This is an old version, view current version.

25.2 Simulation-based calibration

Suppose the Bayesian model to test has joint density \[ p(y, \theta) = p(y \mid \theta) \cdot p(\theta), \] with data \(y\) and parameters \(\theta\) (both are typically multivariate). Simulation-based calibration works by generating \(N\) simulated parameter and data pairs according to the joint density, \[ (y^{\textrm{sim}(1)}, \theta^{\textrm{sim}(1)}), \ldots, (y^{\textrm{sim}(N)}, \theta^{\textrm{sim}(N)}), \sim p(y, \theta). \] For each simulated data set \(y^{\textrm{sim}(n)}\), use the algorithm to be tested to generate \(M\) posterior draws, which if everything is working properly, will be distributed marginally as \[ \theta^{(n, 1)}, \ldots, \theta^{(n, M)} \sim p(\theta \mid y^{\textrm{sim}(n)}). \] For a simulation \(n\) and parameter \(k\), the rank of the simulated parameter among the posterior draws is \[\begin{eqnarray*} r_{n, k} & = & \textrm{rank}(\theta_k^{\textrm{sim}(n)}, (\theta^{(n, 1)}, \ldots, \theta^{(n,M)})) \\[4pt] & = & \sum_{m = 1}^M \textrm{I}[\theta_k^{(n,m)} < \theta_k^{\textrm{sim}(n)}]. \end{eqnarray*}\]

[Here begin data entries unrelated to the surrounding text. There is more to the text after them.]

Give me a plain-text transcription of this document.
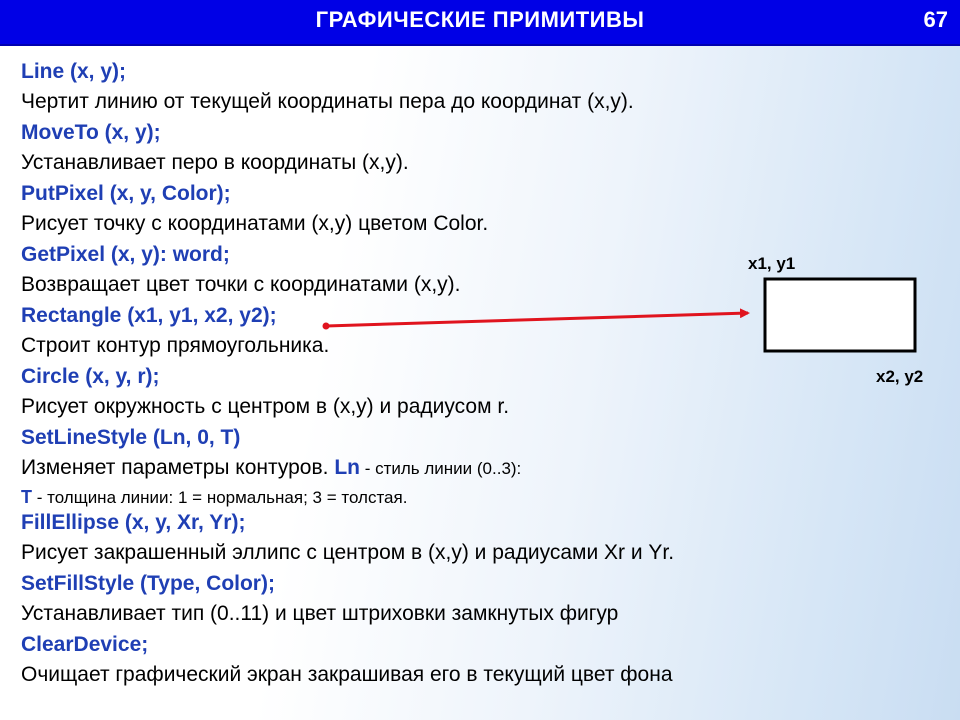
ГРАФИЧЕСКИЕ ПРИМИТИВЫ	67
Line (x, y);
Чертит линию от текущей координаты пера до координат (x,y).
MoveTo (x, y);
Устанавливает перо в координаты (x,y).
PutPixel (x, y, Color);
Рисует точку с координатами (x,y) цветом Color.
GetPixel (x, y): word;
Возвращает цвет точки с координатами (x,y).
Rectangle (x1, y1, x2, y2);
Строит контур прямоугольника.
Circle (x, y, r);
Рисует окружность с центром в (x,y) и радиусом r.
SetLineStyle (Ln, 0, T)
Изменяет параметры контуров. Ln - стиль линии (0..3):
T - толщина линии: 1 = нормальная; 3 = толстая.
FillEllipse (x, y, Xr, Yr);
Рисует закрашенный эллипс с центром в (x,y) и радиусами Xr и Yr.
SetFillStyle (Type, Color);
Устанавливает тип (0..11) и цвет штриховки замкнутых фигур
ClearDevice;
Очищает графический экран закрашивая его в текущий цвет фона
x1, y1
x2, y2
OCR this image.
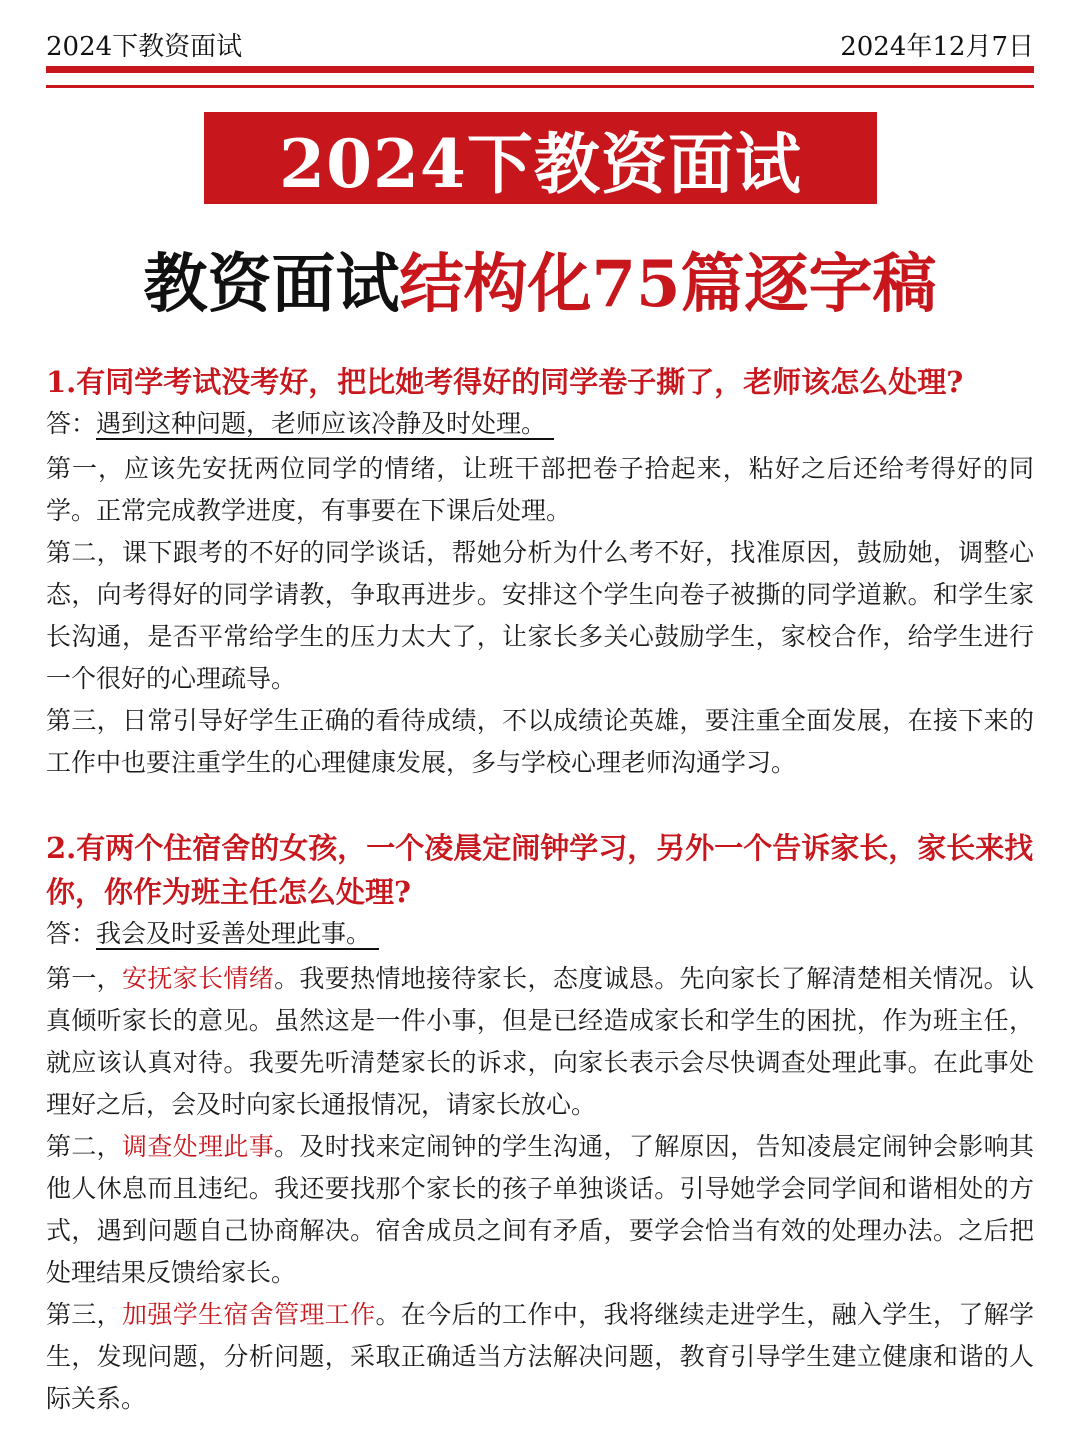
2024下教资面试	2024年12月7日
2024下教资面试
教资面试结构化75篇逐字稿

1.有同学考试没考好，把比她考得好的同学卷子撕了，老师该怎么处理?

答：遇到这种问题，老师应该冷静及时处理。

第一，应该先安抚两位同学的情绪，让班干部把卷子拾起来，粘好之后还给考得好的同学。正常完成教学进度，有事要在下课后处理。

第二，课下跟考的不好的同学谈话，帮她分析为什么考不好，找准原因，鼓励她，调整心态，向考得好的同学请教，争取再进步。安排这个学生向卷子被撕的同学道歉。和学生家长沟通，是否平常给学生的压力太大了，让家长多关心鼓励学生，家校合作，给学生进行一个很好的心理疏导。

第三，日常引导好学生正确的看待成绩，不以成绩论英雄，要注重全面发展，在接下来的工作中也要注重学生的心理健康发展，多与学校心理老师沟通学习。

2.有两个住宿舍的女孩，一个凌晨定闹钟学习，另外一个告诉家长，家长来找你，你作为班主任怎么处理?

答：我会及时妥善处理此事。

第一，安抚家长情绪。我要热情地接待家长，态度诚恳。先向家长了解清楚相关情况。认真倾听家长的意见。虽然这是一件小事，但是已经造成家长和学生的困扰，作为班主任，就应该认真对待。我要先听清楚家长的诉求，向家长表示会尽快调查处理此事。在此事处理好之后，会及时向家长通报情况，请家长放心。

第二，调查处理此事。及时找来定闹钟的学生沟通，了解原因，告知凌晨定闹钟会影响其他人休息而且违纪。我还要找那个家长的孩子单独谈话。引导她学会同学间和谐相处的方式，遇到问题自己协商解决。宿舍成员之间有矛盾，要学会恰当有效的处理办法。之后把处理结果反馈给家长。

第三，加强学生宿舍管理工作。在今后的工作中，我将继续走进学生，融入学生，了解学生，发现问题，分析问题，采取正确适当方法解决问题，教育引导学生建立健康和谐的人际关系。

That is, the rank is the number of posterior draws \(\theta^{(n,m)}_k\) that are less than the simulated draw \(\theta^{\textrm{sim}(n)}_k.\)

If the algorithm generates posterior draws according to the posterior, the ranks should be uniformly distributed from \(0\) to \(M\), so that the ranks plus one are uniformly distributed from \(1\) to \(M + 1\), \[ r_{n, k} + 1 \sim \textrm{categorical}\! \left(\frac{1}{M + 1}, \ldots, \frac{1}{M + 1}\right). \] Simulation-based calibration uses this expected behavior to test the calibration of each parameter of a model on simulated data. Talts et al. (2018) suggest plotting binned counts of \(r_{1:N, k}\) for different parameters \(k\); Cook, Gelman, and Rubin (2006) automate the process with a hypothesis test for uniformity.

References

Talts, Sean, Michael Betancourt, Daniel Simpson, Aki Vehtari, and Andrew Gelman. 2018. “Validating Bayesian Inference Algorithms with Simulation-Based Calibration.” arXiv, no. 1804.06788.

Cook, Samantha R., Andrew Gelman, and Donald B Rubin. 2006. “Validation of Software for Bayesian Models Using Posterior Quantiles.” Journal of Computational and Graphical Statistics 15 (3): 675–92. doi:10.1198/106186006X136976.